ネットやコンピュータの情報技術で、この複雑な世界を複雑なまま生きられないだろうか?

【網】複雑な反応ネットワークのこと
【膜】内部と外部を隔離する、何かを囲い込む現象のこと
【核】小自由度で大自由度を制御する、中央集権的な組織のこと

これらは生物の細胞のみならず、心、国境、王、社会契約といった、人間心理や社会組織といった部分にも当てはまる概念だ。

膜や核の構造は、世界に満ち溢れる複雑な網を背景に成立しているが、人々は膜や核といった単純構造の連結としてしか世界を認知できない。→その境界をなめらかにできないか?が本書の問い。

なめらかな社会:なにかであることと、なにかでないことが共存できる社会。日本人とロシア人が同時に、日本の国土とロシアの国土が同時に、といったように、複雑な社会を膜で分けずに複雑なままでおくこと


フラットな状態は、一元論的なものである。いたるところ平等で対等な状態を意味する。しかしここには、文化や多様性の源泉でもある非対称性が存在しないという問題がある。
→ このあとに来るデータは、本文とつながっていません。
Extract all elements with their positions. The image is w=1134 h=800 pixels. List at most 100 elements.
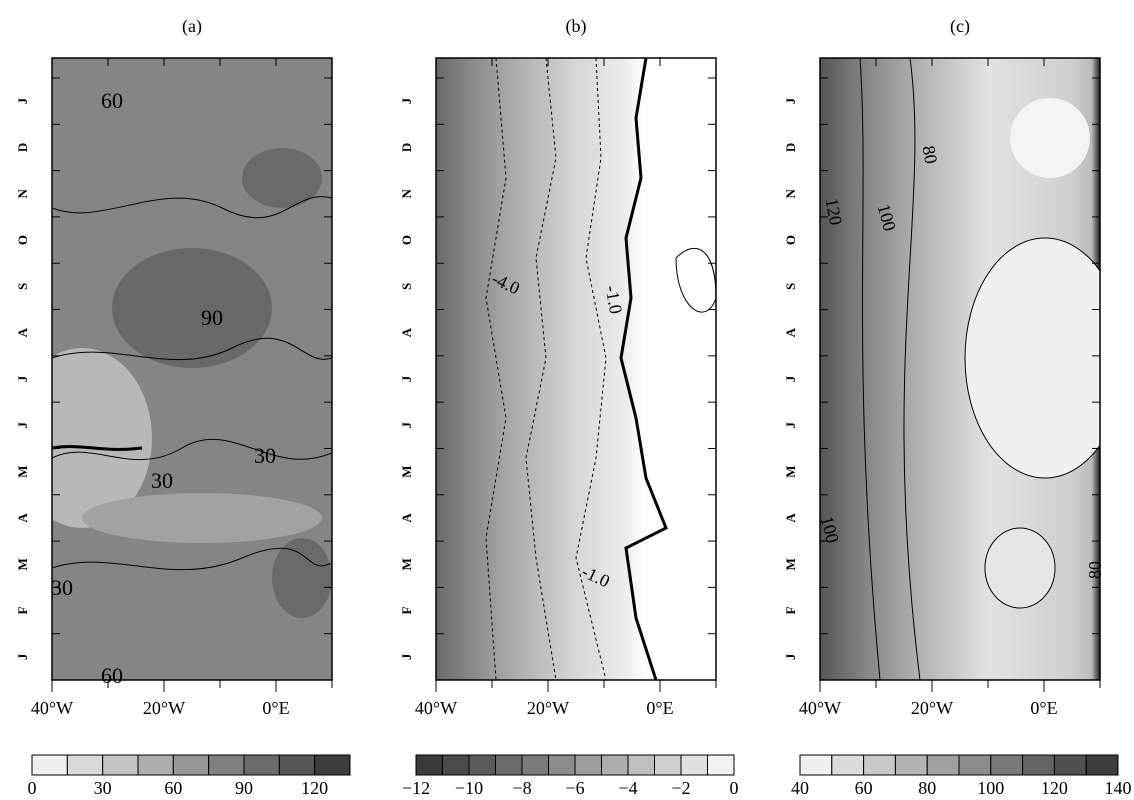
month-label: O <box>783 235 798 245</box>
colorbar-box <box>314 754 351 776</box>
colorbar-box <box>521 754 549 776</box>
contour-label: 90 <box>201 305 223 330</box>
colorbar-box <box>548 754 576 776</box>
month-label: O <box>15 235 30 245</box>
contour-label: 30 <box>254 443 276 468</box>
colorbar-tick-label: 100 <box>977 778 1004 798</box>
contour-label: 80 <box>1085 561 1105 579</box>
month-label: A <box>783 513 798 523</box>
contour-label: 80 <box>918 144 941 165</box>
colorbar-tick-label: −12 <box>402 778 430 798</box>
colorbar-box <box>415 754 443 776</box>
colorbar-tick-label: 90 <box>235 778 253 798</box>
colorbar-box <box>278 754 316 776</box>
x-tick-label: 20°W <box>143 698 185 718</box>
month-label: S <box>399 283 414 290</box>
panel-title: (b) <box>566 16 587 37</box>
colorbar-tick-label: 0 <box>28 778 37 798</box>
colorbar-box <box>468 754 496 776</box>
colorbar-tick-label: −6 <box>565 778 584 798</box>
x-tick-label: 20°W <box>911 698 953 718</box>
colorbar-box <box>680 754 708 776</box>
month-label: J <box>15 375 30 382</box>
month-label: F <box>15 607 30 615</box>
month-label: M <box>783 465 798 477</box>
x-tick-label: 40°W <box>799 698 841 718</box>
colorbar-box <box>799 754 833 776</box>
month-label: J <box>783 422 798 429</box>
colorbar-box <box>654 754 682 776</box>
month-label: A <box>399 513 414 523</box>
colorbar-box <box>627 754 655 776</box>
x-tick-label: 0°E <box>646 698 673 718</box>
colorbar-box <box>926 754 960 776</box>
panel-title: (c) <box>950 16 970 37</box>
colorbar-tick-label: 40 <box>791 778 809 798</box>
month-label: J <box>783 375 798 382</box>
colorbar-tick-label: −8 <box>512 778 531 798</box>
month-label: A <box>399 327 414 337</box>
month-label: J <box>399 653 414 660</box>
contour-label: 30 <box>151 468 173 493</box>
colorbar-box <box>66 754 104 776</box>
colorbar-box <box>1085 754 1119 776</box>
x-tick-label: 20°W <box>527 698 569 718</box>
x-tick-label: 40°W <box>415 698 457 718</box>
colorbar-tick-label: −10 <box>455 778 483 798</box>
contour-label: 60 <box>101 663 123 688</box>
colorbar-box <box>31 754 68 776</box>
colorbar-box <box>1022 754 1055 776</box>
colorbar-box <box>208 754 245 776</box>
plot-frame <box>435 57 717 681</box>
month-label: N <box>783 188 798 198</box>
month-label: S <box>15 283 30 290</box>
x-tick-label: 0°E <box>262 698 289 718</box>
colorbar-box <box>574 754 602 776</box>
colorbar-box <box>894 754 928 776</box>
colorbar-box <box>442 754 470 776</box>
contour-label: 120 <box>822 197 846 227</box>
month-label: M <box>783 558 798 570</box>
colorbar-box <box>601 754 629 776</box>
x-tick-label: 0°E <box>1030 698 1057 718</box>
plot-frame <box>51 57 333 681</box>
month-label: D <box>783 143 798 152</box>
field-c <box>820 58 1100 680</box>
colorbar-tick-label: 80 <box>918 778 936 798</box>
field-b <box>436 58 716 680</box>
month-label: J <box>783 97 798 104</box>
colorbar-tick-label: 120 <box>1041 778 1068 798</box>
field-a <box>52 58 332 680</box>
colorbar-box <box>990 754 1024 776</box>
colorbar-box <box>958 754 992 776</box>
colorbar-tick-label: 120 <box>301 778 328 798</box>
month-label: N <box>15 188 30 198</box>
month-label: J <box>15 653 30 660</box>
x-tick-label: 40°W <box>31 698 73 718</box>
panel-title: (a) <box>182 16 202 37</box>
colorbar-tick-label: −4 <box>618 778 637 798</box>
month-label: M <box>15 558 30 570</box>
month-label: A <box>783 327 798 337</box>
colorbar-box <box>1053 754 1087 776</box>
month-label: J <box>399 422 414 429</box>
month-label: D <box>15 143 30 152</box>
month-label: M <box>15 465 30 477</box>
month-label: S <box>783 283 798 290</box>
colorbar-box <box>707 754 735 776</box>
colorbar-box <box>102 754 139 776</box>
colorbar-tick-label: 30 <box>94 778 112 798</box>
month-label: A <box>15 327 30 337</box>
contour-label: -1.0 <box>602 284 627 316</box>
month-label: F <box>399 607 414 615</box>
colorbar-box <box>137 754 174 776</box>
month-label: D <box>399 143 414 152</box>
colorbar-tick-label: 60 <box>164 778 182 798</box>
month-label: M <box>399 558 414 570</box>
month-label: J <box>15 422 30 429</box>
contour-label: 60 <box>101 88 123 113</box>
colorbar-tick-label: 0 <box>730 778 739 798</box>
colorbar-box <box>243 754 280 776</box>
フラットな社会は一見理想的なようで、生命の持つ多様性を否定している。

【PICSY】
価値が伝播する性質を持った貨幣システム。貨幣の価値はストックではなくフローにあり、フローベースを基準に貨幣システムを考えることから生まれた。
AがBに食べ物を作る→Bがそれにより仕事をする→Bが良く仕事ができれば、Aにその評価値が返ってくる。というようなシステム。
ポイントは、評価の流通は滞留せず循環し続けること。そうするとより多くの人に良いものを提供しようというインセンティブが働く。また、何もせずに貨幣をストックさせておくのは非効率であるから、常にフローが循環する形になる。

今までの貨幣システムでは、あくまで組織の価値を最大化することが自分の価値を最大化することであり、価値が組織の壁を乗り越えなかった。

価値の伝播は、止まることなく地球の裏側まで届くため、自身の行動が人々を幸せにし、自分という存在が世界の中で同心円状に広がっているという感覚をもたらす。結果、社会全体のことを考えたコミュニケーションが生まれる。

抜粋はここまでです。